Before Howell can zero in on a state playoff title, the Rebels, according to their coach, are focused on winning the Shore Conference A North Division title.
“We talk about being uncommon, uncomfortable and pursuing our goals. We are looking for the big picture these days,” Sinkhorn said.
The coach believes that Howell’s strength is its senior leadership.
Howell will have six captains in total this year, including senior Braedon Baldwin, the middle linebacker who the coach called a “solid quarterback on the defense in the middle,” and Nick Chambers, who was described by Sinkhorn as “a really tough running back.”
Quarterback Eddie Morales III will serve as a captain for the second straight season.
Sinkhorn called Morales a versatile athlete and a throwback player who “lit up the scoreboard with his passing and running ability last year.”
Morales passed for 2,259 yards and 26 touchdowns, while he kept the ball for 387 yards and six touchdowns last fall.
Morales, who also plays cornerback, said that he loves playing defense but quarterback is his main role.
“I came off last year, [and] I was happy with what I did. I set goals for myself, and I exceeded them, but this year is my senior year [with a] good team coming back [and the] same receivers, so I am expecting more from myself,” Morales said.
Another captain, Ryan Mazik, a wide receiver and safety, revealed his confidence.
“I want to exceed more this year with reception yards and be a bigger threat on defense to [opposing] quarterbacks,” Mazik said.
Mazik said he is more of an offensive player, but he planned to become more of a run stopper.
Captain Mark Welsh will dig in on the defensive line standing at 6 feet 1 inch tall and weighing 245 pounds. Welsh is also competing at both guard and center on the offensive side. Also on the offensive line is another captain, the 6-foot-2, 245-pound Scott Prendergast.
Welsh dealt with an ankle injury last year, so he is working to remain healthy this fall.
“So stretches, eating right — all that and getting a lot of sleep,” Welsh said about preparing for the season. “Personally, I think our team could do very well. States or bust — we want to win a championship.”

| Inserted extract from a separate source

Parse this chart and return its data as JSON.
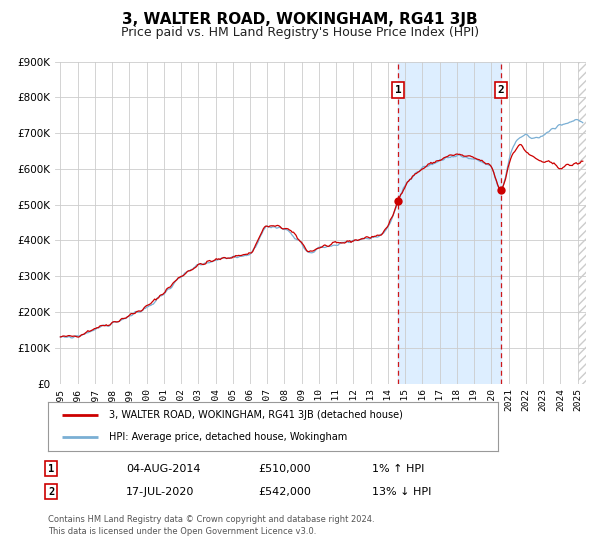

Howell’s seniors will be called on often.
“We have a good, probably 15 [or] 16 seniors. It is a good class. A lot of guys are going to get playing time. A lot of guys are going to play two ways,” Sinkhorn said.
Sinkhorn believes depth will be a key issue.
“We have some good players, but depending on who can fill the gaps as juniors and sophomores, [it] might tell us how far we can go,” Sinkhorn said.
As the team practiced last week at Howell High School on an unseasonably mild August afternoon, the Rebels’ ambition was noticeable.
“We had a good year last year and we have a solid nucleus coming back, so we are excited about that, but the message this year is last year means nothing and [you can’t] rest on those laurels. That is why we talk about being uncommon because if we stay common and stay on that same page, we are not going to do anything. So we are trying to be uncommon and uncomfortable and kind of mess with them a little bit and do some different things that tweaks them and gets them out of their [comfort zone],” Sinkhorn said.